I stood and took off my shirt. The nurse softened slightly. She knew the pain I had to be in. The thing was, I was feeling better.

"Aren't we the pair, Raggedy Man?" Passey whispered. We both had heavily bruised torsos. I had no clue why she was calling me Raggedy Man.

Our pants and underwear piled up on the floor. The nurse had slipped out somewhere along the line.

"I wish I could give you more time," I sighed as I pulled Passey to me until our bodies were tightly pressed.

"You are giving us what precious time you can, Israel," she responded. I cupped her ass cheeks and placed her on the edge of the gurney. Slipping into her was like teardrops on my soul, honest and purifying. Passey gave a little gasp then tenderly wrapped me up in her arms. We gently rocked back and forth, her sitting on the gurney, I standing in front of her, her legs supported my arms at hip level.

It was painful sex for both of us. I was helped by the fact that the normally gorgeous Officer Passey was so battered. It was the whole beautiful = entitlement thing rearing its ugly head.

"What's your name?" I mused, not really thinking about our circumstance.

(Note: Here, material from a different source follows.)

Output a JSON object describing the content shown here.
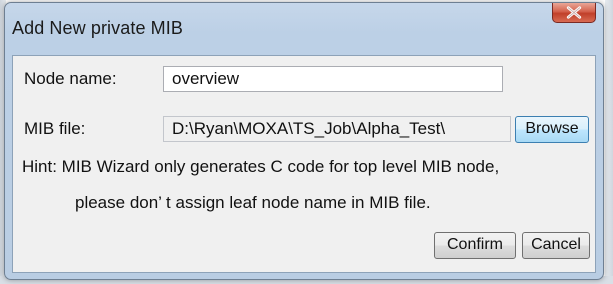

Passey giggled then winced.

"Freya," she panted in my ear. "My name is Freya."

"That's beautiful," I murmured. "That was a Goddess, right?"

"Was? Is," she nuzzled me. "My family are Pantheists, pagans."

"Would that make me Frey?" I stumbled along verbally.

"No," she snickered then began kissing my neck. "Frey is Freya's brother. That would be a little weird. You are more like, Baldur, the Golden One." Our banter had a purpose. We were dispelling the desperation of the moment. We were foolishly shredding the tyranny of time. We could take as long as we wanted because we lied and said everything was going to work out.

For some indeterminate time, we simply rocked back and forth. I could feel her fire rising toward the point of combustion. What I had to do next went against my nature. It went against the dark, gnawing fear that lurked behind the reflection of every woman whose gaze I met and stalked the edges of my erotic nightmares.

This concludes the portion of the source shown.